I'm a Born Liar: A Fellini Lexicon
- 2003 first edition cover
- Author: Federico Fellini, Damian Pettigrew with preface by Tullio Kezich.
- Translator: Damian Pettigrew
- Cover artist: Brankica Kovrlija
- Language: English
- Genre: Interviews
- Publisher: Harry N. Abrams
- Publication date: December 7, 2003
- Publication place: United States
- Media type: Print (Hardback)
- Pages: 176 pages
- ISBN: 0-8109-4617-3
- OCLC: 52334896
- Dewey Decimal: 791.43/0233/092 21
- LC Class: PN1998.3.F45 A5 2003

= I'm a Born Liar =

I'm a Born Liar: A Fellini Lexicon is a book combining film stills and photographs with transcripts of the last filmed interviews with Federico Fellini conducted by Canadian filmmaker Damian Pettigrew in Rome in 1991 and 1992. The interviews are edited and introduced by Pettigrew with a preface by Italian film critic and Fellini biographer Tullio Kezich.

Designed as a companion to the feature documentary, Fellini: I'm a Born Liar (which, in contrast, uses a single photo of Fellini as a baby), the book has 125 film stills of Fellini at work and many unpublished photographs recently restored by the Cineteca del Comune di Bologna (Italy) .

== Summary ==

Introduced by novelist Italo Calvino to Federico Fellini (1920–1993) on the set of Fellini's And the Ship Sails On in 1983, Pettigrew shot in-depth interviews with Fellini, material later used in his documentary.
Returning to their original q&a, he extracted a compilation of Fellini's responses.

Arranged alphabetically according to subject, the transcripts focus on the maestro's late philosophical views leavened with quips and one-liners, the enigma of memory and inspiration, style and aesthetics that were conducted expressly as a filmed testament in collaboration with Pettigrew.
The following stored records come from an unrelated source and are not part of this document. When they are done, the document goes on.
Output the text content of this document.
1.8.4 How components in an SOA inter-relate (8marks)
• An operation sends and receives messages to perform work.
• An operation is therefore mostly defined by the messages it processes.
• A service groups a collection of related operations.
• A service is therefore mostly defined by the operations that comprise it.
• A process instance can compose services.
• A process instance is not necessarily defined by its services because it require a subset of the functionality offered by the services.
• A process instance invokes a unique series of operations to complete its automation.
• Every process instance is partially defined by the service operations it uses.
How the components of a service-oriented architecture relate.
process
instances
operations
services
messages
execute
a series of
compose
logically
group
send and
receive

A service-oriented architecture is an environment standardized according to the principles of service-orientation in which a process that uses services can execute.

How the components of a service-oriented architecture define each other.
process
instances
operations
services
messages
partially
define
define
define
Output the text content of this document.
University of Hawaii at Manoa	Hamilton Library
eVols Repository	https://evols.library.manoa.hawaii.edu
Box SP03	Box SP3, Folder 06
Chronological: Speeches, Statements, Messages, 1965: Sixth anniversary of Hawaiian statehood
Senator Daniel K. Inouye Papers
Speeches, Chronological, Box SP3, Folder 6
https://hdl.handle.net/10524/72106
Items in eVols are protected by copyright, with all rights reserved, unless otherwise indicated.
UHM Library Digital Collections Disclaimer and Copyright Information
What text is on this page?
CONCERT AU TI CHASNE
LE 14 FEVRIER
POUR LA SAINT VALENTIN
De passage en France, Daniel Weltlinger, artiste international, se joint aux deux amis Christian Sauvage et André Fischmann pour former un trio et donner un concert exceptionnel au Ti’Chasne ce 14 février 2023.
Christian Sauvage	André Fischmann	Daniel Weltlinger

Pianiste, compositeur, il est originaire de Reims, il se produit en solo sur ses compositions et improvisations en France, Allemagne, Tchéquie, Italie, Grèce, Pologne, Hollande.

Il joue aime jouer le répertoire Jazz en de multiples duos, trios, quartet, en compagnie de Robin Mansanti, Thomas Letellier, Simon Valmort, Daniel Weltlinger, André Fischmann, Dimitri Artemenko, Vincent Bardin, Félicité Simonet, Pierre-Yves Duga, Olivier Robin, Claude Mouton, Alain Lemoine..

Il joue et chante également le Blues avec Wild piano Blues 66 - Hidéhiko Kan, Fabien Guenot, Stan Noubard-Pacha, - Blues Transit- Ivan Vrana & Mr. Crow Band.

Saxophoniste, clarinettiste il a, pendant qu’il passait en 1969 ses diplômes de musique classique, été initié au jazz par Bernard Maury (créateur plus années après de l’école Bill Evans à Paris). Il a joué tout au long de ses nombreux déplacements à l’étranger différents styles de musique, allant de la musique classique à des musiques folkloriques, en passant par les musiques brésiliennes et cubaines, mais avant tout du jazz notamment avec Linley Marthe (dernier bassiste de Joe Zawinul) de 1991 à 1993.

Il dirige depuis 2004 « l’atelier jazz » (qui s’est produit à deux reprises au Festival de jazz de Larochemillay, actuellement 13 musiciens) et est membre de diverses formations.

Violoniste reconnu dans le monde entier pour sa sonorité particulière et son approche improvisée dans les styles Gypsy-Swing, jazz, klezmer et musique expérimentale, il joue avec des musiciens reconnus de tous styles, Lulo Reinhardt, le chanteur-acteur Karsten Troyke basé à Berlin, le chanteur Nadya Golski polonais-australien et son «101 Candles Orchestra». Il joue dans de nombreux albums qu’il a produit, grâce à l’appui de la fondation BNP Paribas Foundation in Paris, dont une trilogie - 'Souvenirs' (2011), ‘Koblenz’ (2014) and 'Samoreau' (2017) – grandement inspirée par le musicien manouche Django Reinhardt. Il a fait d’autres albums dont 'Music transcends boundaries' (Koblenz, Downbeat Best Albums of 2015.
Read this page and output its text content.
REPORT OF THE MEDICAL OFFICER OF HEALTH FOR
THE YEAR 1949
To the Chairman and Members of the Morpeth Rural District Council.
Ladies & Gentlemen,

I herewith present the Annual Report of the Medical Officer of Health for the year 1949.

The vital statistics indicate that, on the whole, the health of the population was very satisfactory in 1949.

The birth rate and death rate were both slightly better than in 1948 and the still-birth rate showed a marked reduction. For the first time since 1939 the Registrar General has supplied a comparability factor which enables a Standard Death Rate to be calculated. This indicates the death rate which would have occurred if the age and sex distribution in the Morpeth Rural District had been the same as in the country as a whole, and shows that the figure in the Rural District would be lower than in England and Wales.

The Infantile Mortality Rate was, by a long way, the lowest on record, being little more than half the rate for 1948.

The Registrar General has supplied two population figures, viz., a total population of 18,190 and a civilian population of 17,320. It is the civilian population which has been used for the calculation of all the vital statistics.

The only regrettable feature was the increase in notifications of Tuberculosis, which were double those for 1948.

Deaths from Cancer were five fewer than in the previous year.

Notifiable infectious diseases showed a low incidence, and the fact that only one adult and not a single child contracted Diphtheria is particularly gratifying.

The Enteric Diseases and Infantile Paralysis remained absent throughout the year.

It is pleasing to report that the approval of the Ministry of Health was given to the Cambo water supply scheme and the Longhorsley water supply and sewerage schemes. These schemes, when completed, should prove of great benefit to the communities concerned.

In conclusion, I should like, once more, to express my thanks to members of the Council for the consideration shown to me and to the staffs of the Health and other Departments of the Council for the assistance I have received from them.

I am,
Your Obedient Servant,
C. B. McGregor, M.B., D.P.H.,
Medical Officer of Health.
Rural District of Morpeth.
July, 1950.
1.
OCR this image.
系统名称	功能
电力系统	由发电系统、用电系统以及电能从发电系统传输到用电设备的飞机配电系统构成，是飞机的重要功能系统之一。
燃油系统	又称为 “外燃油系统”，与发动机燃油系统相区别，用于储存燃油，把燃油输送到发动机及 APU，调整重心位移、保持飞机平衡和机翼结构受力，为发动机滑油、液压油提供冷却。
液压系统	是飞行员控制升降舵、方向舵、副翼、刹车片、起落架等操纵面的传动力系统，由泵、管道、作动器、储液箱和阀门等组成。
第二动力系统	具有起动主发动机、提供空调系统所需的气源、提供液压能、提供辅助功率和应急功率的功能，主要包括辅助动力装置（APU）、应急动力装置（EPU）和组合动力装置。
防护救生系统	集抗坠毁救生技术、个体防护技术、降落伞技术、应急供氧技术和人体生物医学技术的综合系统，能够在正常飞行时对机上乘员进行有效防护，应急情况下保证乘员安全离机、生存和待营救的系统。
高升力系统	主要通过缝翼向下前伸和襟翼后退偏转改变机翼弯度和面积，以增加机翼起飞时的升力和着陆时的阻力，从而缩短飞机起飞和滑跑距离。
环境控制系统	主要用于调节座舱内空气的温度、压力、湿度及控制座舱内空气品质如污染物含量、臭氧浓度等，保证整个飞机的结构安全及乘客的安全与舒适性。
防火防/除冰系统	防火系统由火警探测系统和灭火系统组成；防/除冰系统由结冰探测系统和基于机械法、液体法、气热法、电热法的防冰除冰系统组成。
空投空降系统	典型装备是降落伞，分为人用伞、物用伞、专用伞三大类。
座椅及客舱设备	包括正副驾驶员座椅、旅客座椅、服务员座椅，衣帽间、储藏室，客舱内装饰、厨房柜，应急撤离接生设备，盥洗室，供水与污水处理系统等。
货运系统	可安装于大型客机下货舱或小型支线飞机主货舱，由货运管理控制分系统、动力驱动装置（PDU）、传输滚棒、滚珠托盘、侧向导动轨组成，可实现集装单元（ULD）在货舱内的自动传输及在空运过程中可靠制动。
Sepia scrapbook photos appear alongside b&w stills from 8½, La Dolce Vita, La Strada, I vitelloni, and others while color images are selected from classics such as Amarcord, Fellini Satyricon, And the Ship Sails On, Intervista, City of Women, Roma, and Juliet of the Spirits. Production photos capture Fellini on Cinecittà sets, directing and gesticulating.

== Reception ==
In his on-line Film Comment review, critic Michael Rowin judged the volume as "one of the great documents of Fellini in his own words, as well as a beautiful photographic journey through his cinema".

Publishers Weekly also reviewed the book favorably, describing the page designs by Brankica Kovrlija as "beautiful... festooned with torn-paper effects and flamboyant fonts, a stylish setting to display" quotes from the film transcripts that run "the A-to-Z gamut from actors ('An actor's face and body are more important to me than plot structure'), Anita Ekberg ('a glorious apparition!') and Antonioni, to clowns, death, God, guilt, Hollywood, music, puppets, vagabonds, Visconti and women, 'the source of man's creativity.' As screenwriter Tullio Kezich notes in his foreword, Fellini is a 'matador of words' ".

Reviewers Odell and LeBlanc at Bookmunch wrote: "Flamboyant, witty yet showing signs of insecurity and angst, Fellini is as open as he is defensive. From the flippant ("God may not play dice but he enjoys a good round of Trivial Pursuit every now and again") and the surreal (dreams of Picasso making him omelettes), the moving (his brief epitaph to Nina Rota) and the insightful (the genesis of some of his most beloved projects), Fellini Lexicon has plenty to enjoy either as a straight read or to dip into."